Sludge Watch ==> Ontario Waterkeepers - Compromising the Great Lakes
Maureen Reilly
maureen.reilly at sympatico.ca
Tue Feb 13 12:11:46 EST 2007
Ontario: Are we compromising our Great Lakes waters commitment?
The public comment period on Ontario's proposed amendments to the Ontario
Water Resources Act ends today. The amendments are supposed to make law
Ontario's promise to protect Great Lakes waters in this province. They come
on the heels of the Great Lakes-St. Lawrence River Basin Sustainable Water
Resources Agreement ("Agreement") signed by Ontario and the eight Great
Lakes States in 2005. The Agreement sets out who gets to take water out of
the Great Lakes, when, for what purpose, and under what conditions.

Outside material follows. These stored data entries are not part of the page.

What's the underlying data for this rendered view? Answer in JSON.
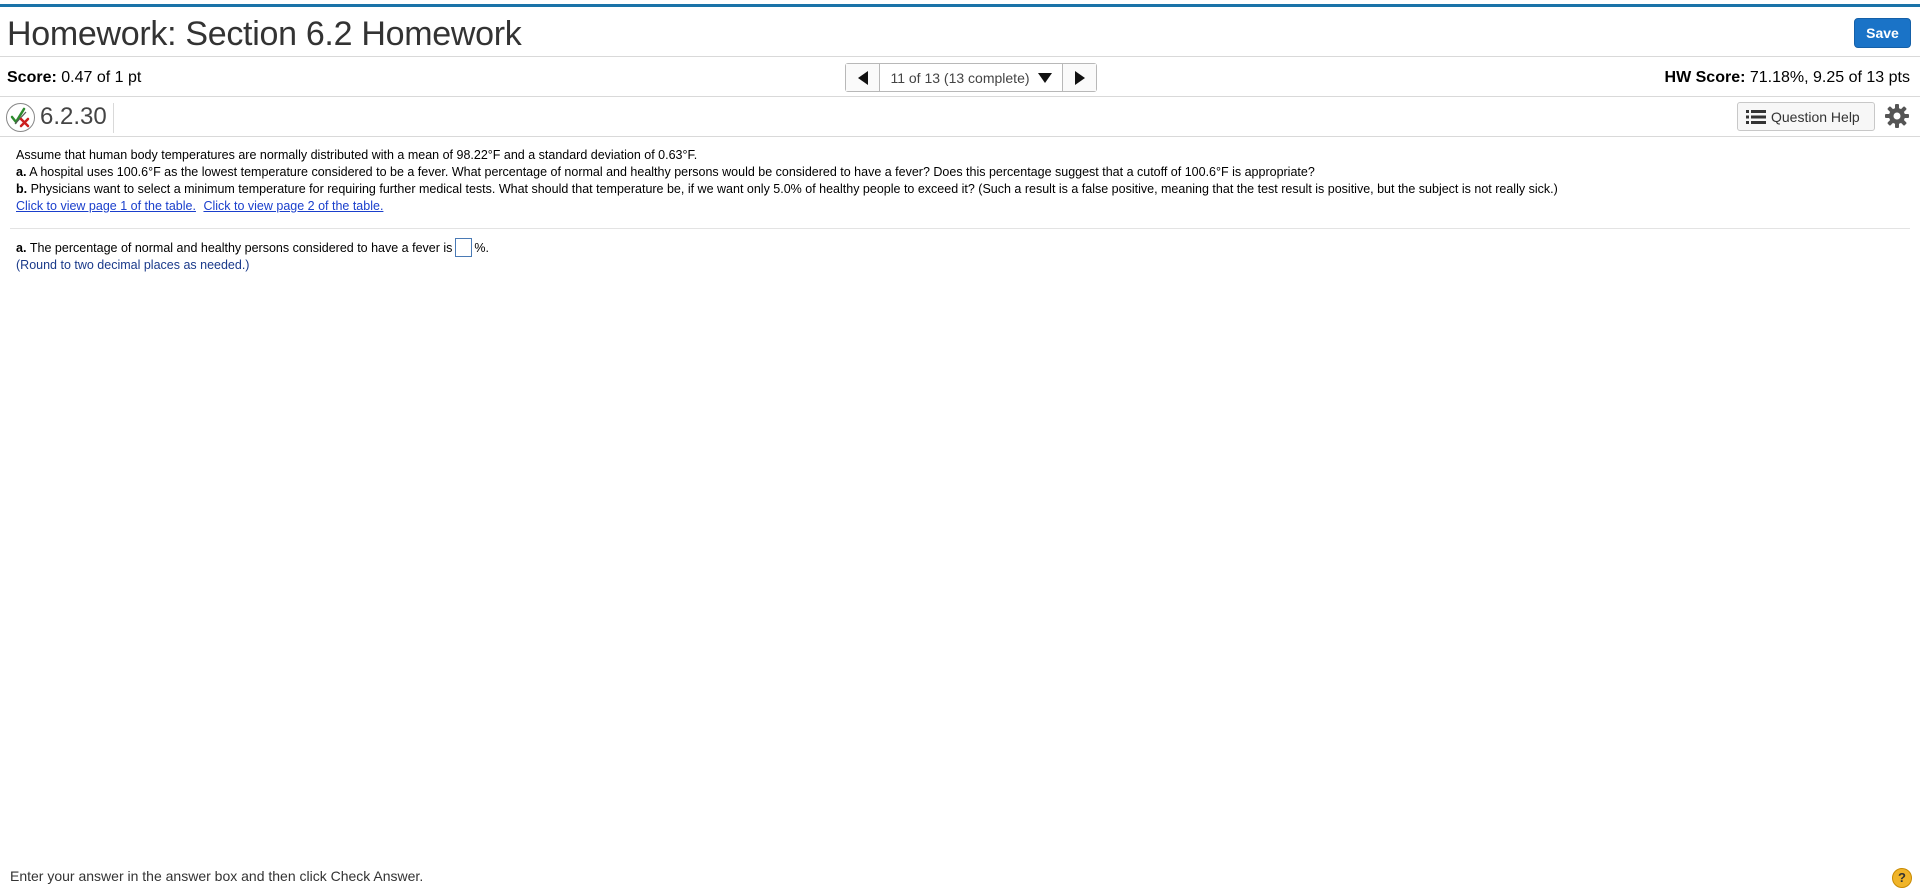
{
  "header": {
    "title": "Homework: Section 6.2 Homework",
    "save_label": "Save"
  },
  "score_bar": {
    "score_label": "Score:",
    "score_value": "0.47 of 1 pt",
    "nav_label": "11 of 13 (13 complete)",
    "hw_score_label": "HW Score:",
    "hw_score_value": "71.18%, 9.25 of 13 pts"
  },
  "question": {
    "number": "6.2.30",
    "help_label": "Question Help",
    "intro": "Assume that human body temperatures are normally distributed with a mean of 98.22°F and a standard deviation of 0.63°F.",
    "part_a_label": "a.",
    "part_a_text": "A hospital uses 100.6°F as the lowest temperature considered to be a fever. What percentage of normal and healthy persons would be considered to have a fever? Does this percentage suggest that a cutoff of 100.6°F is appropriate?",
    "part_b_label": "b.",
    "part_b_text": "Physicians want to select a minimum temperature for requiring further medical tests. What should that temperature be, if we want only 5.0% of healthy people to exceed it? (Such a result is a false positive, meaning that the test result is positive, but the subject is not really sick.)",
    "link_page1": "Click to view page 1 of the table.",
    "link_page2": "Click to view page 2 of the table."
  },
  "answer": {
    "label": "a.",
    "prompt": "The percentage of normal and healthy persons considered to have a fever is",
    "suffix": "%.",
    "value": "",
    "note": "(Round to two decimal places as needed.)"
  },
  "footer": {
    "instruction": "Enter your answer in the answer box and then click Check Answer.",
    "help_glyph": "?"
  },
  "colors": {
    "accent": "#1a73c7",
    "link": "#1a3fcc",
    "note": "#1a3a8a"
  }
}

The Agreement prohibits taking water out of the Great Lakes Basin for use in
other regions (with a few exceptions). It also prohibits taking water from
one Great Lake for use in another Great Lake ("Intra-Basin transfers"),
unless the water is eventually returned.
Ontario's proposed rules contain one surprise: they allow the diversion of
water from one Great Lake to another Great Lake. This kind of large-scale
diversion is exactly what the Agreement was originally intended to prevent.

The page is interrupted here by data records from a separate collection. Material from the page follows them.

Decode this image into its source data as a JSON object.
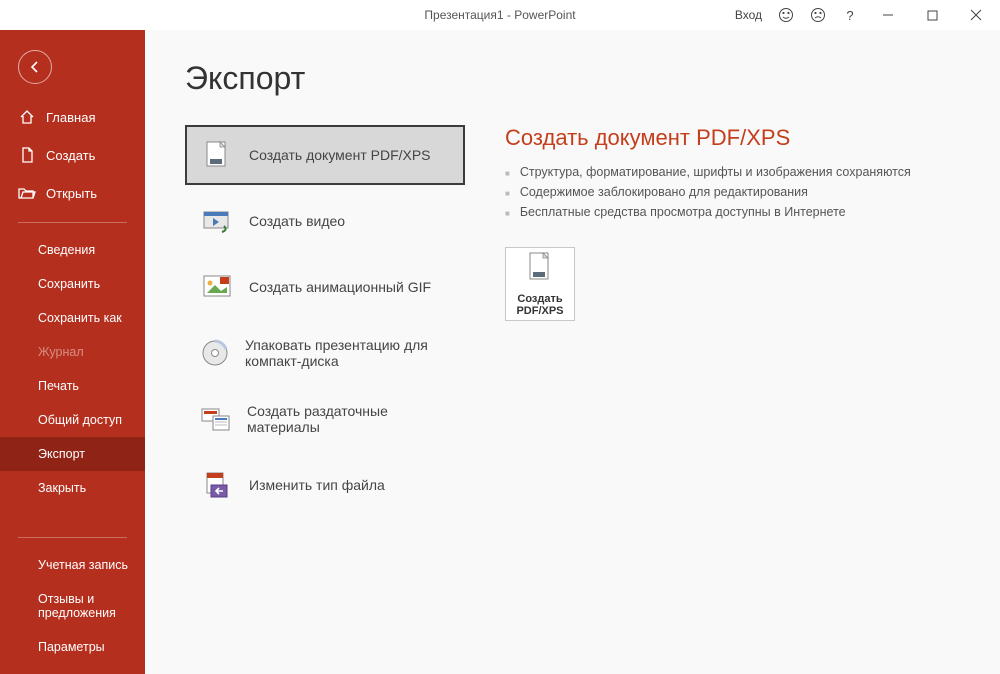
{
  "titlebar": {
    "title": "Презентация1 - PowerPoint",
    "signin": "Вход"
  },
  "sidebar": {
    "top": [
      {
        "key": "home",
        "label": "Главная",
        "icon": "home"
      },
      {
        "key": "create",
        "label": "Создать",
        "icon": "file"
      },
      {
        "key": "open",
        "label": "Открыть",
        "icon": "folder"
      }
    ],
    "mid": [
      {
        "key": "info",
        "label": "Сведения"
      },
      {
        "key": "save",
        "label": "Сохранить"
      },
      {
        "key": "saveas",
        "label": "Сохранить как"
      },
      {
        "key": "history",
        "label": "Журнал",
        "disabled": true
      },
      {
        "key": "print",
        "label": "Печать"
      },
      {
        "key": "share",
        "label": "Общий доступ"
      },
      {
        "key": "export",
        "label": "Экспорт",
        "active": true
      },
      {
        "key": "close",
        "label": "Закрыть"
      }
    ],
    "bottom": [
      {
        "key": "account",
        "label": "Учетная запись"
      },
      {
        "key": "feedback",
        "label": "Отзывы и предложения"
      },
      {
        "key": "options",
        "label": "Параметры"
      }
    ]
  },
  "page": {
    "title": "Экспорт"
  },
  "exportItems": [
    {
      "key": "pdf",
      "label": "Создать документ PDF/XPS",
      "selected": true
    },
    {
      "key": "video",
      "label": "Создать видео"
    },
    {
      "key": "gif",
      "label": "Создать анимационный GIF"
    },
    {
      "key": "cd",
      "label": "Упаковать презентацию для компакт-диска"
    },
    {
      "key": "handout",
      "label": "Создать раздаточные материалы"
    },
    {
      "key": "filetype",
      "label": "Изменить тип файла"
    }
  ],
  "detail": {
    "title": "Создать документ PDF/XPS",
    "bullets": [
      "Структура, форматирование, шрифты и изображения сохраняются",
      "Содержимое заблокировано для редактирования",
      "Бесплатные средства просмотра доступны в Интернете"
    ],
    "actionLabel": "Создать PDF/XPS"
  }
}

While the final Agreement was the product of significant compromise between
the nine parties, Ontario had the freedom to create domestic rules as
protective as it desired.
Instead, the Province of Ontario is choosing rules that are riddled with
loopholes, undefined terms, and exceptions to the prohibition on water
diversions - exactly the kind of concession that environmentalists and
scientists most feared.
During the negotiation process, Waterkeeper expressed concerns that Ontario
could become the biggest proponent of Intra-Basin transfers on the Great
Lakes: four of the Great Lakes are within the province's jurisdiction, and
demand for new drinking water sources is growing as groundwater supplies are
shrinking and/or becoming contaminated.
Of all the parties to the Agreement, Ontario has the fewest incentives to
conserve municipal water supplies or to protect drinking water quality.
There's always another Great Lake. We can always build a bigger pipe.

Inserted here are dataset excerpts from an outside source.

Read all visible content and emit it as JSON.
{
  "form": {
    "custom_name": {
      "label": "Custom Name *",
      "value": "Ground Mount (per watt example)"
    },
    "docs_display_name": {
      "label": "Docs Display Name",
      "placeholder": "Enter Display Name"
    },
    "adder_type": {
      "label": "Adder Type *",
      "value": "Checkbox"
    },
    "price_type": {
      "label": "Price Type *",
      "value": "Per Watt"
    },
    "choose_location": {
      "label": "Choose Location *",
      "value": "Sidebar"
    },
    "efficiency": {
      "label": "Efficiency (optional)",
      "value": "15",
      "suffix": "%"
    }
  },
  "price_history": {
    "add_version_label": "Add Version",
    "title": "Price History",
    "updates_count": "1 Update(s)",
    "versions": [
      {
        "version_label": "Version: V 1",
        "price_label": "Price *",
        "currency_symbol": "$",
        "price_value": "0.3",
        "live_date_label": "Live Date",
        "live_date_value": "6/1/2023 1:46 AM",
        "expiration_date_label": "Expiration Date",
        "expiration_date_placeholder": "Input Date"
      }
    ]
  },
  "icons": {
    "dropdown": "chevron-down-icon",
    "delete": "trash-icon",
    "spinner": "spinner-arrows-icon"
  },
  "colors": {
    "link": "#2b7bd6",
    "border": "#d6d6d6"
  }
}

For these reasons, Waterkeeper recommended that the province show good faith
and ban Intra-Basin diversions. Instead, after signing the Agreements with
the eight Great Lakes states, the province is quietly ushering in a set of
provincial rules that may be less protective than its original commitments.
And because of our geography and our political reach, Ontario may emerge as
one of the greatest threats to Great Lakes water.
This is not the way for Ontario to fulfill its commitments to the eight
Great Lakes States ... or to our own communities.